L’analyste se tient toujours au plus près des textes qu’il maitrise et qu’il met en perspective, et il excelle à repérer les zones dignes d’intérêt, les points névralgiques à partir desquels se construisent du sens ; il sait également extraire à partir d’un mot clef, d’un détail, l’essentiel de ce qui fait sens et fait rebondir l’analyse (il faut signaler au passage l’excellente étude du motif de l’oiseau). L’explication, fidèle à l’esprit des textes, met à jour et explore les foyers de sens communs aux deux œuvres tout en préservant l’irréductible singularité de chacune d’elles. Elle couvre ainsi un large spectre, qui englobe l’étude de la ville (« c’est de la ville que partent et s’étendent les civilités et les valeurs universelles », p.64), la guerre à la guerre, la femme nature et la nature femme, le corps. Moreau réussit également à restituer la puissance de célébration de ces poèmes chants, qui transportent et transmettent l’idéal d’un humanisme œcuménique et spirituel d’un poète dont la fraternité est la patrie. Rien n’est négligé, il examine le lexique, le choix du langage, les sens et l’emploi des lettres.
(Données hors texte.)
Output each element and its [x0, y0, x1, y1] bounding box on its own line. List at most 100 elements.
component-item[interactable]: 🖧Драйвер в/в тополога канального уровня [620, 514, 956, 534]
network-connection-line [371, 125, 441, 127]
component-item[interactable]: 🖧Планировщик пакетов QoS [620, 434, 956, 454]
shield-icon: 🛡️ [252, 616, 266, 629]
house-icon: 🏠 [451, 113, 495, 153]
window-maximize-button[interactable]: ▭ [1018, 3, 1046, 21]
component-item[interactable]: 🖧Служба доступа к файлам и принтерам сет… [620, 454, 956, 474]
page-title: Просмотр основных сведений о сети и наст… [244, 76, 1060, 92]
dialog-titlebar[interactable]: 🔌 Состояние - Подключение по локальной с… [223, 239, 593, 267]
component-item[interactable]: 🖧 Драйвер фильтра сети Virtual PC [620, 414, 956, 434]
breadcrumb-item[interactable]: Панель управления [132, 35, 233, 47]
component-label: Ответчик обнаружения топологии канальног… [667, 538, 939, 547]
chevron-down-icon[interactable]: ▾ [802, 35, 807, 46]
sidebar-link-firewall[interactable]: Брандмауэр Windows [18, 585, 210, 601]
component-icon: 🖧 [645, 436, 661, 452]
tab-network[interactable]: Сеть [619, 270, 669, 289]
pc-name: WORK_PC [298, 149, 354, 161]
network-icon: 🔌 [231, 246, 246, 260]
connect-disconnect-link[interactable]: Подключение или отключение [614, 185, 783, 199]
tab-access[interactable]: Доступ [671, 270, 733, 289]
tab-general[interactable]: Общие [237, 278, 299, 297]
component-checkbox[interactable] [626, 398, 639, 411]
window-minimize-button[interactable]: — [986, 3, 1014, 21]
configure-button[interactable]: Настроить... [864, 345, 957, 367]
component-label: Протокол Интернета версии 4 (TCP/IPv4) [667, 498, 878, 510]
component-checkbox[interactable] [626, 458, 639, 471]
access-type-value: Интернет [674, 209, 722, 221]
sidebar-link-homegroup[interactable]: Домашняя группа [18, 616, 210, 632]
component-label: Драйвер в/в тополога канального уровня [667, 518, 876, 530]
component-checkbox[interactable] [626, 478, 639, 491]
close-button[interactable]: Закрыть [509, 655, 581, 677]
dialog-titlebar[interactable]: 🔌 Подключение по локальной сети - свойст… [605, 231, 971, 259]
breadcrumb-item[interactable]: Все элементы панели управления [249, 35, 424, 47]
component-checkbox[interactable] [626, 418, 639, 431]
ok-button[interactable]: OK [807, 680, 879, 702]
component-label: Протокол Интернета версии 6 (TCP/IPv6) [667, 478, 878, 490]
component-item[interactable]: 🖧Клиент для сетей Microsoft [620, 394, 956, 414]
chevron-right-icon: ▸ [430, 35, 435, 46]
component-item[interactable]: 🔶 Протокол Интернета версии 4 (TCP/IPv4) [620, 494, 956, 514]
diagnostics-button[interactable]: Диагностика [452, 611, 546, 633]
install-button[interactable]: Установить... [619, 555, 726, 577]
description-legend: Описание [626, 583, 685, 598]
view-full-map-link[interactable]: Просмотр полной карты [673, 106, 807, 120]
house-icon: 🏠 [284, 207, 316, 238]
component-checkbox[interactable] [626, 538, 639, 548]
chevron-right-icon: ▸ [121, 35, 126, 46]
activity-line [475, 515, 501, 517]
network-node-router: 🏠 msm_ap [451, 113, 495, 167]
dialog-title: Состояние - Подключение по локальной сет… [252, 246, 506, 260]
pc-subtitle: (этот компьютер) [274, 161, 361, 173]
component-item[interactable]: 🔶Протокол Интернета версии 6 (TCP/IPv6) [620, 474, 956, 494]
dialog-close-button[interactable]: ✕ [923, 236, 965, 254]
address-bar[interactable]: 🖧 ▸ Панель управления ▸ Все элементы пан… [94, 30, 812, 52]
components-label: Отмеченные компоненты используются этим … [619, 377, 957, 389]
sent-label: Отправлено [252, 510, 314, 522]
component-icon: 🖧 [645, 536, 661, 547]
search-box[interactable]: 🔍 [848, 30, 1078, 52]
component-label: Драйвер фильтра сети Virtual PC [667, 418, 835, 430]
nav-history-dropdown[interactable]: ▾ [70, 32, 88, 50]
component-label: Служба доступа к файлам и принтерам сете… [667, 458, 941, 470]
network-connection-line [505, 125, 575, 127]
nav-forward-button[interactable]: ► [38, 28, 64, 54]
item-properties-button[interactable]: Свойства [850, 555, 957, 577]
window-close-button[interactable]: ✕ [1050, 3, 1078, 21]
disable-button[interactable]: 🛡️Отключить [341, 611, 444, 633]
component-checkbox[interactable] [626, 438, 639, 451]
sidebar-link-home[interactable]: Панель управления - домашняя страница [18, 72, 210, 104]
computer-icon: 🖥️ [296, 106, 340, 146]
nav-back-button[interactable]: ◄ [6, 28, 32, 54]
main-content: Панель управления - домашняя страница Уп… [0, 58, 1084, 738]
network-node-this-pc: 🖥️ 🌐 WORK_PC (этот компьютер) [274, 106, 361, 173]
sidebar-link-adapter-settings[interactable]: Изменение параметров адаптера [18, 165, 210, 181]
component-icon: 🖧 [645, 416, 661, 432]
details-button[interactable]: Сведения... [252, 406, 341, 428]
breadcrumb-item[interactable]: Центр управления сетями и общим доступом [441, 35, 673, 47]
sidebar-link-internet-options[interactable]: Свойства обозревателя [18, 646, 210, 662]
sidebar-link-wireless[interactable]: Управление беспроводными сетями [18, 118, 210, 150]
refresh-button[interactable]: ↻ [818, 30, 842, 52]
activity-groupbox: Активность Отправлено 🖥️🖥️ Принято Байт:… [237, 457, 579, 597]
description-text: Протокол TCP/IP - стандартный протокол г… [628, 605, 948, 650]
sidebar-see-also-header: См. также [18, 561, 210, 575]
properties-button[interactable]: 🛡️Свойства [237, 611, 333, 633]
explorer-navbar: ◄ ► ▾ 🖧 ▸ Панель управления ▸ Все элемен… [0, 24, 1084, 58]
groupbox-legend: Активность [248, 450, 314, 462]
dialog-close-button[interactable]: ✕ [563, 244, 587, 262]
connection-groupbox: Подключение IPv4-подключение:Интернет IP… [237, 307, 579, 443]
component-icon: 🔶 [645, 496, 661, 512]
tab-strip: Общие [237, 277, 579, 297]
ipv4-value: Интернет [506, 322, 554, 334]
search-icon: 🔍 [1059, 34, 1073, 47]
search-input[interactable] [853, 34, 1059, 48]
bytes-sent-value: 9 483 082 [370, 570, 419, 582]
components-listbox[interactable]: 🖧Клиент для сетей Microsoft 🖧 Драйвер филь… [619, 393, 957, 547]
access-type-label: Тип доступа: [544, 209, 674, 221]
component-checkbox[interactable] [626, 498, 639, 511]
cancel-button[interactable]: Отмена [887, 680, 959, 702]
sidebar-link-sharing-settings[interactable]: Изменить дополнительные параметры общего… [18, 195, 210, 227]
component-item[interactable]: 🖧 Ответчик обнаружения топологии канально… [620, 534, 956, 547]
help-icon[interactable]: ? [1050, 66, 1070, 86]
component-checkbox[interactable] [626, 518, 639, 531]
C’est peut être dans ce point de vue analytique et pointu, qui garde le souci du détail sans perdre de vue la physionomie d’ensemble, qu’il donne le pleine mesure de son inventivité et des multiples ressources qu’il puise de la connaissance profonde des deux œuvres. Il prend en compte les structures syntaxiques et va ausculter le texte dont la signification est présente dans les microstructures organiques et les échantillons cellulaires (mélange de langues – ponctuation – mots sans sens – dépaysement par les néologismes – américanismes). _ Au bout de cette étude menée avec une exactitude savante, qui ne se départit jamais d’une vigilance critique, émergent avec netteté le profil poétique et les chiffres moteurs spécifiques de chacun des deux poètes mais dont les visions poétiques s’enracinent dans des principes originels prometteurs du renouveau, au plus près de l’ordre du sensible. Le royaume d’enfance de Senghor, pèlerin de la francophonie et du dialogue des cultures et la geste adamique de Whitman, incarnation de la vocation universaliste de la culture américaine, tous deux produits d’un brassage de cultures. Moreau cite ces mots de Whitman : « Je suis de toutes les nuances et castes, de toutes les classes et religions », p. 90). Les deux écrivains se rejoignent dans la nostalgie de la vie sauvage, la fusion sensuelle entre êtres et éléments naturels, l’image d’une nature primordiale, la primauté du rythme cosmique. Cette présence prégnante du rythme, c’est-à-dire de la scansion, détermine l’ordre des mots, les déploie en catalogues énumératifs, appelle les interjections, les invocations, en un hymne à l’énergie sans cesse renouvelée de l’univers, à sa puissance génésique et matérielle, une co-naissance de tous les éléments et une communion universelle. Placé tant au carrefour des objets que des méthodes, cet essai séminal éminemment pionnier, dont la perspective critique singulière est alimentée par deux puissantes sources, institue des points de contact et des passerelles entre des traditions intellectuelles si éloignées (à la façon d’un auteur qui commencerait une phrase dans une langue et la continuerait dans une autre) qu’elle se transforme, in fine, en une réflexion profonde sur la création poétique, son sens et son essence, sa nature et ses finalités.

Mais ces remarques multiples évitent le disparate, car elles sont unies par l’élégance d’un style et un même idéal critique les oriente, fait de rigueur méthodologique et de disponibilité réflexive. _ Comme une sorte de dérive des continents à l’envers, les études négro-africaines et les études anglo-américaines se rapprochent sous la plume de Moreau qui provoque une relance salutaire des études senghoriennes, examinées et mises en perspective depuis l’autre bord de l’Atlantique, débarrassées des conflits idéologiques qui y ont été souvent projetés.

Senghor avait émis le vœu que cet ouvrage, très concerté et richement documenté qui se recommande par l’originalité de sa perspective et la force de son analyse, tout autant que par son érudition et son style ferme, clair et limpide, soit publié et qu’un compte rendu en fût fait dans Éthiopiques. C’est désormais chose faite.